Low‐density lipoprotein receptors regulate microglial inflammation through c‐Jun N‐terminal kinase

Abstract

Apolipoprotein E (apoE) has been implicated in modulating the central nervous system (CNS) inflammatory response. However, the molecular mechanisms involved in apoE‐dependent immunomodulation are poorly understood. We hypothesize that apoE alters the CNS inflammatory response by signaling via low‐density lipoprotein (LDL) receptors in glia. To address this hypothesis, we used a small bioactive peptide formed from the receptor‐binding domain of apoE, apoE peptide (EP), to study LDL receptor signaling in microglia. To model glial activation, we treated primary mouse microglia and the microglial cell line BV2 with lipopolysaccharide (LPS) and studied two inflammatory responses: an increase in nitric oxide production (NO) and a decrease in apoE production.
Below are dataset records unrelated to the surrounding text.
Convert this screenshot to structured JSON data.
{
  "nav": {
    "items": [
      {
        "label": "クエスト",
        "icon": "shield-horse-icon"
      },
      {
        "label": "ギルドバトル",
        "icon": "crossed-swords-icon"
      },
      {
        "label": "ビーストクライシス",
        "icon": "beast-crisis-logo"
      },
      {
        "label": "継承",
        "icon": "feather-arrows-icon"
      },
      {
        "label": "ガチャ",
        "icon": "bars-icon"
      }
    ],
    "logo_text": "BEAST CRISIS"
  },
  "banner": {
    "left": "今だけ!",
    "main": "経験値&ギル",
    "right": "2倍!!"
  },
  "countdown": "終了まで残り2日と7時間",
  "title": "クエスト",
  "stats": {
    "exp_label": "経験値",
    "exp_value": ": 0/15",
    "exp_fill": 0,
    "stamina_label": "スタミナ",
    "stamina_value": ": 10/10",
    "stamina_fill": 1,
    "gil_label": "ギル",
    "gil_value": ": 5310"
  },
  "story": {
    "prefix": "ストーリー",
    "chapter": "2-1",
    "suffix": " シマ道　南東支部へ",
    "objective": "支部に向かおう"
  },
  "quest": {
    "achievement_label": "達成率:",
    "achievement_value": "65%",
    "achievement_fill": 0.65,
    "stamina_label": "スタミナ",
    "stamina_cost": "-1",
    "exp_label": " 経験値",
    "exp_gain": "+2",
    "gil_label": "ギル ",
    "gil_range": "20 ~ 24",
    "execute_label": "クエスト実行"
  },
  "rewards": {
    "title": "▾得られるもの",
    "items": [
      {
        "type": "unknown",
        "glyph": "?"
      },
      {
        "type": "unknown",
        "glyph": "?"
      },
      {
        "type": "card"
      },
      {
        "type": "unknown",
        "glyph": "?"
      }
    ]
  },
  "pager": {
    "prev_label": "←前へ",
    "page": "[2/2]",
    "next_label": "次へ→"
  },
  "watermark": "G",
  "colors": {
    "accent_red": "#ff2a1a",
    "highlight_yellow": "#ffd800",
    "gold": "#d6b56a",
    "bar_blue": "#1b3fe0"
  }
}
We found that treatment of primary microglia and BV2 cells with EP attenuated LPS‐induced NO accumulation and apoE reduction in a dose‐dependent manner. Using the receptor‐associated protein to block ligand binding to members of the LDL receptor family, we found that EP attenuated both of these LPS‐induced inflammatory responses via LDL receptors. We studied two intracellular signaling cascades associated with apoE: c‐Jun N‐terminal kinase (JNK) and extracellular signal‐regulated kinase (ERK). LPS induced both ERK and JNK activation, whereas EP induced ERK activation, but drastically reduced JNK activation. Inhibition of JNK with SP600125 reduced LPS‐induced NO production and apoE reduction in a dose‐dependent manner. Treatment of microglia with suboptimal EP in combination with JNK inhibitor enhanced attenuation of LPS‐induced NO production. These data suggest that microglial LDL receptors regulate JNK activation, which is necessary for apoE modulation of the inflammatory response.